Frederico Bakkum e Renan D’ Elia: Na prática, os contribuintes devem dividir o valor do crédito atualizado na primeira declaração de compensação pelo número de meses indicados nos incisos I a VI, do artigo 1ª da Portaria Normativa MF nº 14/2024.

Uma empresa que possua um crédito de R$ 20 milhões deverá compensar a totalidade desse valor em no mínimo 12 meses, por ser enquadrar na primeira faixa da nova limitação (artigo 1, §1º, inciso I, da Portaria Normativa MF nº 14/2024). Assim, o valor máximo mensal a ser compensado seria de R$ 1.666.666,66 (R$ 20.000.000,00 / 12).

Portanto, digamos que esse contribuinte apure um débito de R$ 10 milhões de Cofins e queira utilizar o crédito decorrente de decisão judicial transitada em julgado. Antes da nova limitação, ele poderia quitar integralmente o débito de Cofins com o crédito de R$ 20 milhões que detém, e utilizar o saldo remanescente em outras compensações. Agora, no entanto, poderá utilizar no máximo R$ 1.666.666,66, naquele mês, tendo que pagar o restante em dinheiro ou com créditos de outras naturezas.


A possibilidade de receber um precatório federal, em vez de optar pela compensação tributária, é interessante? O que deve ser analisado pelas empresas?

Frederico Bakkum e Renan D’ Elia: Antes da limitação, era muito comum as empresas optarem pela compensação para materializarem o crédito de forma mais célere, já que o precatório federal costuma demorar de dois a quatro anos para ser quitado. Agora, o precatório pode ser uma opção interessante ou até mesmo a única opção, a depender do valor dos créditos e da dinâmica de débitos federais de cada contribuinte.

Nesse sentido, as empresas devem avaliar se terão condições de utilizar o crédito reconhecido por decisão judicial dentro dos limites mensais impostos pelo governo.
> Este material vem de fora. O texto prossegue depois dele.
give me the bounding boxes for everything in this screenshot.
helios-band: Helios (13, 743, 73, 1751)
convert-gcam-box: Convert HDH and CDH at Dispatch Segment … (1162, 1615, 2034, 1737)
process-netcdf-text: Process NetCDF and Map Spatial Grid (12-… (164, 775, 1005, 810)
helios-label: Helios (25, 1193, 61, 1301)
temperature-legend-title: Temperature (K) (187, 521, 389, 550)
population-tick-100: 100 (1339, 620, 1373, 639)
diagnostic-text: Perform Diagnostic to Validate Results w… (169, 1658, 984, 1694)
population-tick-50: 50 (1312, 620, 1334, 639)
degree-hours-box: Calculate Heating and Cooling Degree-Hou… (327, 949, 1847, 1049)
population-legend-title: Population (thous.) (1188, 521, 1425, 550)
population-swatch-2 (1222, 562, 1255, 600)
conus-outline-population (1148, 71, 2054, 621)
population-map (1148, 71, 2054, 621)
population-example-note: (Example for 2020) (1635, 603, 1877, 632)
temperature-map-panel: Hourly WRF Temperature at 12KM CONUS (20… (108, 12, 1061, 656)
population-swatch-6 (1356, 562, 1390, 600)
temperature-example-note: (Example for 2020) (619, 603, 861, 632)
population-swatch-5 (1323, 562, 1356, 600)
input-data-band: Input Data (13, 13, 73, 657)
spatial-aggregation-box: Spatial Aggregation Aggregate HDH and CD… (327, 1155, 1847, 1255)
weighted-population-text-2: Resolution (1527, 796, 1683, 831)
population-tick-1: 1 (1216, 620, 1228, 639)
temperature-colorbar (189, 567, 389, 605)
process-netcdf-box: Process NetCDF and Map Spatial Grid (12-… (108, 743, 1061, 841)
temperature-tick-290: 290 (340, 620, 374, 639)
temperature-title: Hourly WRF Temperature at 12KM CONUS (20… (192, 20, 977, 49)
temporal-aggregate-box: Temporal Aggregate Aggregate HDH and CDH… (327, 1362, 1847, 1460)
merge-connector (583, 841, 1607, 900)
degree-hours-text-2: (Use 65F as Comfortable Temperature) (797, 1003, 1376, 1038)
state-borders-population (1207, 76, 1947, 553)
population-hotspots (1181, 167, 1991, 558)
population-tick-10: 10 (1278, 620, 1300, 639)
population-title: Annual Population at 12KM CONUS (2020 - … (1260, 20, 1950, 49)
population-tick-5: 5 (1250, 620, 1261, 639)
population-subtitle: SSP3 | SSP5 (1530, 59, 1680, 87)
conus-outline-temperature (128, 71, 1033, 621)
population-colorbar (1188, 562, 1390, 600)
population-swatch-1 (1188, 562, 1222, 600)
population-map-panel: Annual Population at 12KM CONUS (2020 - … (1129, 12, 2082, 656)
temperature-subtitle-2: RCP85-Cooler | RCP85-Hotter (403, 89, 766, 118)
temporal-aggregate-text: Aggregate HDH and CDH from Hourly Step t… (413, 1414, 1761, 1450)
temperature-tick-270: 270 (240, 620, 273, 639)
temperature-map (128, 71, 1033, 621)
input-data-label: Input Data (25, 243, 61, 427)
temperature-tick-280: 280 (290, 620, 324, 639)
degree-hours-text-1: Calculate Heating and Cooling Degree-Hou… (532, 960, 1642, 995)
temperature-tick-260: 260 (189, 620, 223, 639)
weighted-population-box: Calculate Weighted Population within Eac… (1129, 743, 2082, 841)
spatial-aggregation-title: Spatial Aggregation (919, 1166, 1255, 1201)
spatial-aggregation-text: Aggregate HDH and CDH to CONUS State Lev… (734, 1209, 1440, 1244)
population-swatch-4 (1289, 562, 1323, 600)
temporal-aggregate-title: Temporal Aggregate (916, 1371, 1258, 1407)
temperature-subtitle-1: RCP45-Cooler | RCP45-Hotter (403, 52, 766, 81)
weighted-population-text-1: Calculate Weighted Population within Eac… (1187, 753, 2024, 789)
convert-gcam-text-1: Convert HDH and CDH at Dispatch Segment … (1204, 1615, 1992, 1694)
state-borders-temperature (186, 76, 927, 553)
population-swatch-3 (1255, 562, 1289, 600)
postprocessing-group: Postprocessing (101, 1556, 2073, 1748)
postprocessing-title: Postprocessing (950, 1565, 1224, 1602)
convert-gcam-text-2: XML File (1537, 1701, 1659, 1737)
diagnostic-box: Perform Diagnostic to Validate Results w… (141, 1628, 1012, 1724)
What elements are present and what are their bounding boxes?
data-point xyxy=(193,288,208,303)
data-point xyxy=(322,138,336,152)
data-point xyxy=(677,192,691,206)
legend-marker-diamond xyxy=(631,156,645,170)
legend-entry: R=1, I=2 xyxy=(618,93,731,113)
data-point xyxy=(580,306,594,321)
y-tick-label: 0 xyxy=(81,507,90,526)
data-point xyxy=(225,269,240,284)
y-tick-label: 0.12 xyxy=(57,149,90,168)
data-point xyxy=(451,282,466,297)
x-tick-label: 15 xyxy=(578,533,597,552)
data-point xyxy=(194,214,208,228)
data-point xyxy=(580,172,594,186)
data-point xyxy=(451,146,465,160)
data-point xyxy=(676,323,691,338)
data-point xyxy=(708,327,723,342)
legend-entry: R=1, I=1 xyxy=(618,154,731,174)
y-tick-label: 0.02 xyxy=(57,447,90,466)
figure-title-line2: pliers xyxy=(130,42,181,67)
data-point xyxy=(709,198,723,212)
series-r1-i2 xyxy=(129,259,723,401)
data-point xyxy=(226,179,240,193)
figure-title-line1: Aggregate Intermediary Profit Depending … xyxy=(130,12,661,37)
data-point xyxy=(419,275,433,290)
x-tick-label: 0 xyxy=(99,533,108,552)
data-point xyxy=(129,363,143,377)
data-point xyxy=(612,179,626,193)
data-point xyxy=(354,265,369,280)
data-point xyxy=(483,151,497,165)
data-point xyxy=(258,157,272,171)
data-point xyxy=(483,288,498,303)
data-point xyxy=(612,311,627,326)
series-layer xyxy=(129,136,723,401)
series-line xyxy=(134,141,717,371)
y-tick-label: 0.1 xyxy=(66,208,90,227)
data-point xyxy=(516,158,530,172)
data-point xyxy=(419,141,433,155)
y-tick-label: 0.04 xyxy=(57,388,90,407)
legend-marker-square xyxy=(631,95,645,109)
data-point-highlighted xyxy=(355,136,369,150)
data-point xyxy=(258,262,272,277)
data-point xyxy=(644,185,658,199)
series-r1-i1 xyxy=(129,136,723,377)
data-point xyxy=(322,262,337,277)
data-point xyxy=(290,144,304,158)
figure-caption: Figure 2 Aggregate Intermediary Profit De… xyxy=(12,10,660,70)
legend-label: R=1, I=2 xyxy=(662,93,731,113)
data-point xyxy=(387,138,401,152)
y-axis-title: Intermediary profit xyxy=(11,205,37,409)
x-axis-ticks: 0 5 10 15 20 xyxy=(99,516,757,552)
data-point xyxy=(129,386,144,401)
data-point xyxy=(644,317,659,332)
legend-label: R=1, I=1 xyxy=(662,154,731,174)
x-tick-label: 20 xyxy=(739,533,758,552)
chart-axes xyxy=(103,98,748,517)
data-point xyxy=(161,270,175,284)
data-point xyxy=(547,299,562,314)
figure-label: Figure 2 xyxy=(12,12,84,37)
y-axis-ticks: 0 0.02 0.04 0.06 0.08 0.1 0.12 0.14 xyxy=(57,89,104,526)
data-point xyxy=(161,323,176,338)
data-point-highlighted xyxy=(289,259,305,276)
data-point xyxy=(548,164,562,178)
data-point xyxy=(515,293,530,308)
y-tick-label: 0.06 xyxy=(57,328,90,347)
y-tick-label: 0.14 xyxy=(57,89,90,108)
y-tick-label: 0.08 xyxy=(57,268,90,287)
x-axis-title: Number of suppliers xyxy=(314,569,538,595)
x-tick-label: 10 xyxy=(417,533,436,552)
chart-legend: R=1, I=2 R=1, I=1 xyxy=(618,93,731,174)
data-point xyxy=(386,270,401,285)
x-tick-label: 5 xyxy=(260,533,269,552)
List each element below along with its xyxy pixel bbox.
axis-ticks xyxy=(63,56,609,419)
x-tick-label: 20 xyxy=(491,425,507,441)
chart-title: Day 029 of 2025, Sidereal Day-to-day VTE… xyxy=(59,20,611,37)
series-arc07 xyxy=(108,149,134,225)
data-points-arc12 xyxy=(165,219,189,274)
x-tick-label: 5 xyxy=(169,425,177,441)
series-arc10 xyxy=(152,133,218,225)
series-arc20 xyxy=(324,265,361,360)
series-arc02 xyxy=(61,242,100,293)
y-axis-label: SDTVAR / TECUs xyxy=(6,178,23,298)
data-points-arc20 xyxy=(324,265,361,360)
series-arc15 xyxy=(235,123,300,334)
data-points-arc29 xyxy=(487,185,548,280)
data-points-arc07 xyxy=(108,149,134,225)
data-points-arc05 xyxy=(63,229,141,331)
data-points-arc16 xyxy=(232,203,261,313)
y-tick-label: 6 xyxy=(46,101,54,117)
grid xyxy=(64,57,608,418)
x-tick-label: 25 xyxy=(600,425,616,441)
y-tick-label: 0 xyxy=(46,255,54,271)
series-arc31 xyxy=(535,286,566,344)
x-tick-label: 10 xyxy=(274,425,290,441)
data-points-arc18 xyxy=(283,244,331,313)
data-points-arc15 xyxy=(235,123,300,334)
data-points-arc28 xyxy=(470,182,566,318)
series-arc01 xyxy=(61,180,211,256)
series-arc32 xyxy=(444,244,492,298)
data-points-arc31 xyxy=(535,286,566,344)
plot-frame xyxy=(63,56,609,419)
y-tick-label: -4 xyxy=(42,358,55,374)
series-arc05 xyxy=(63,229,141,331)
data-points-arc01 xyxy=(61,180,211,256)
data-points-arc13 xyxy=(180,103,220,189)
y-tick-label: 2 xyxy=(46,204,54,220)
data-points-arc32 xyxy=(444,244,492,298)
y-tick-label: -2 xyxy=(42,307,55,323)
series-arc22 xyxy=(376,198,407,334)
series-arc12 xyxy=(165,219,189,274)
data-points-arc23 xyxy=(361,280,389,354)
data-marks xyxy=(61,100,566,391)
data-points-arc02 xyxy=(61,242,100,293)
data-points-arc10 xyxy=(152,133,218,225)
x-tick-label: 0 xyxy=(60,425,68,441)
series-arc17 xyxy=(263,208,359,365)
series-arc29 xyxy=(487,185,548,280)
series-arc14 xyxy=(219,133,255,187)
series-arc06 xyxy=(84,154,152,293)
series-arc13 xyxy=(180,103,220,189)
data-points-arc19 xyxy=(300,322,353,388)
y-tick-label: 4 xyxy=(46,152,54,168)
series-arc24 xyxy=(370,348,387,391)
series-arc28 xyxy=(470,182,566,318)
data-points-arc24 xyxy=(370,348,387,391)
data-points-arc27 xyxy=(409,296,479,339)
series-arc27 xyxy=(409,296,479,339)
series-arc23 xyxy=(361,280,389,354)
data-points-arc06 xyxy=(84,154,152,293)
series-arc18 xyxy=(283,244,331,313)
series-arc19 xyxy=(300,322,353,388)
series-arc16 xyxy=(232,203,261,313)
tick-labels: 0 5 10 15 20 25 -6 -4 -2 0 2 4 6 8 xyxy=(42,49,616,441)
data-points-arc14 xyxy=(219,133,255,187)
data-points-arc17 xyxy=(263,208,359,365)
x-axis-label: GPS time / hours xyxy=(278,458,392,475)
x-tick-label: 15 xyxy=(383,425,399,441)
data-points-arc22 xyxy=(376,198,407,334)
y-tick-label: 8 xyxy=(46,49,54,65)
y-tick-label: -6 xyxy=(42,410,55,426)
Caso positivo, a compensação pode ser interessante, por viabilizar a utilização do crédito de forma mais célere. Do contrário, a empresa deve optar pelo precatório federal, sob pena de se ver impedida de utilizar a totalidade do crédito a que tem direito.


Como você avalia a medida? Há argumentos para a judicialização da questão?

Frederico Bakkum e Renan D’ Elia: A nosso ver, além de não se mostrar razoável a limitação da utilização de um crédito reconhecido por decisão judicial após anos de contencioso, no mínimo a regulamentação da medida demanda ajustes.

De fato, a regulamentação deixou diversas dúvidas: a limitação deve ser aplicada inclusive para as compensações já iniciadas, ou não? Como fica o crédito remanescente de contribuintes que não têm mais prazo para compensar a totalidade dos créditos? O prazo prescricional para utilização do crédito ficará resguardado, para atender ao prazo mínimo estabelecido pelo governo?

São algumas das dúvidas que não foram respondidas pela regulamentação e que, certamente, levarão à judicialização. Em especial por mitigar o direito de propriedade, promover o enriquecimento ilícito da União, em determinados casos, e afrontar o direito adquirido e a coisa julgada.

Vale pontuar que a matéria passará pelo crivo do Supremo Tribunal Federal (STF), tendo em vista a propositura da ADI 7.587, questionado, dentre outros pontos, a limitação das compensações.